This section precludes a reviewing court from substituting its judgment for that of the agency in regard to the credibility of witnesses or the weight of evidence concerning questions of fact. Costa v. Registry ofMotor Vehicles, 543 A.2d 1307, 1309 (R.I. 1988); Carmody v. R.I. Conflictof Interest Comm'n, 509 A.2d 453, 458 (R.I. 1986). This is true even in cases where the court, after reviewing the certified record and evidence, might be inclined to view the evidence differently than the agency. Berberian v. Dept. of Employment Security, 414 A.2d 480, 482
(R.I. 1980). This Court will "reverse factual conclusions of administrative agencies only when they are totally devoid of competent evidentiary support in the record." Milardo v. Coastal Resources Mgmt.Council, 434 A.2d 266, 272 (R.I. 1981). However, questions of law are not binding upon a reviewing court and may be freely reviewed to determine what the law is and its applicability to the facts. Carmody,509 A.2d at 458.

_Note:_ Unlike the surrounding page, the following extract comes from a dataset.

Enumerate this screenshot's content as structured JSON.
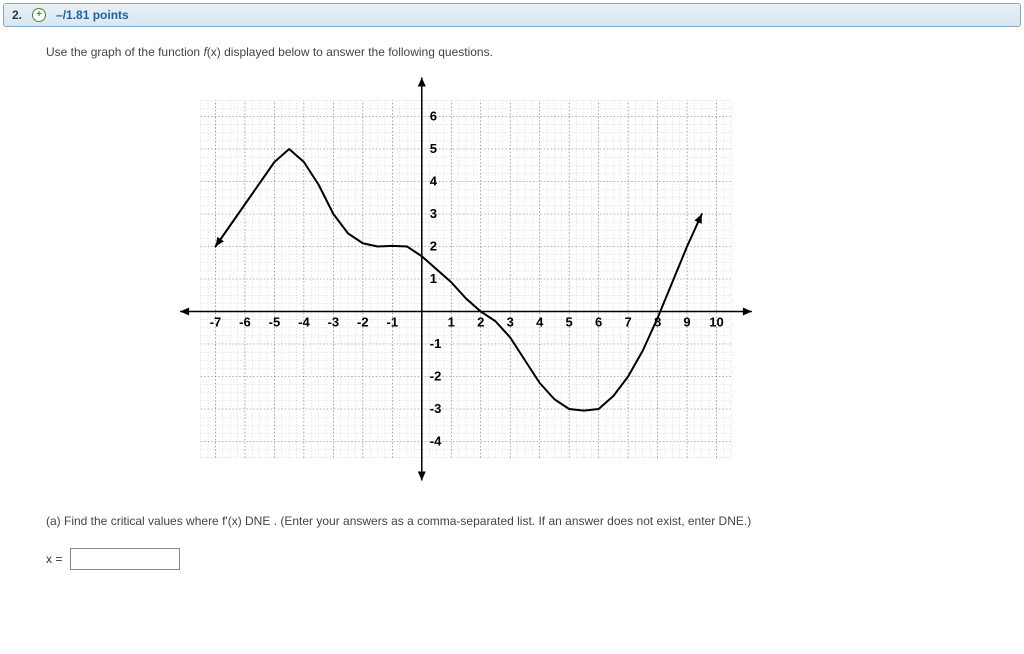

When reviewing an agency's construction of a statute, the Court's goal is to give effect to the General Assembly's intent. Martone v. JohnstonSch. Comm., 824 A.2d 426, 431 (R.I. 2003). In the case of a clear and unambiguous statute, the Court must construe it will be literally. Id.
"If, however, [the Court is] given the task of interpreting a statute that is susceptible to more than one interpretation, the construction given by the agency charged with its enforcement is entitled to weight and deference." Id. (citing Asadoorian v. Warwick Sch. Comm., 691 A.2d 573,578 (R.I. 1997)). "Indeed, even when the enabling provision(s) empowering an agency to adopt regulations is unclear, [the Court is] required to accord great deference to the agency's interpretation of its authority to act." In re Advisory Opinion to the Governor, 732 A.2d 55, 76 (R.I. 1999). Unless an agency's interpretation of a statute as applied to a particular factual situation is clearly erroneous or unauthorized, this Court must defer to the agency. Labor Ready Northeast, Inc. v.McConaghy, 849 A.2d 340, 344 (R.I. 2004).
 ANALYSIS
The appellant asserts that the present appeal turns on a single question of law, specifically, the validity of the Director's construction and application of chapter 19.2. Blue Cross asserts that the enactment of chapter 19.2 did nothing to affect the standard for approval of new rates set forth at §§ 27-19-6, and 27-20-6, which require that the rates be "consistent with the proper conduct of its business and with the interests of the public." Contending that the rate increase proposed was "actuarially unassailable," Blue Cross asserts that the Director improperly rejected it. In addition, the appellant argues that by rejecting the rate filing, the Director has also rejected Blue Cross's traditional rating methodology and "arrogated unto itself the `highly charged policy decision' to force rate subsidies between classes," thereby exceeding its authority.
The Director contends that its interpretation of how the new provisions of chapter 19.2 should be applied to rate setting standards is correct. Furthermore, the Director argues, its decision does not force rate subsidies, but simply requires Blue Cross to demonstrate that it considered different pricing strategies designed to enhance affordability when filing new rates.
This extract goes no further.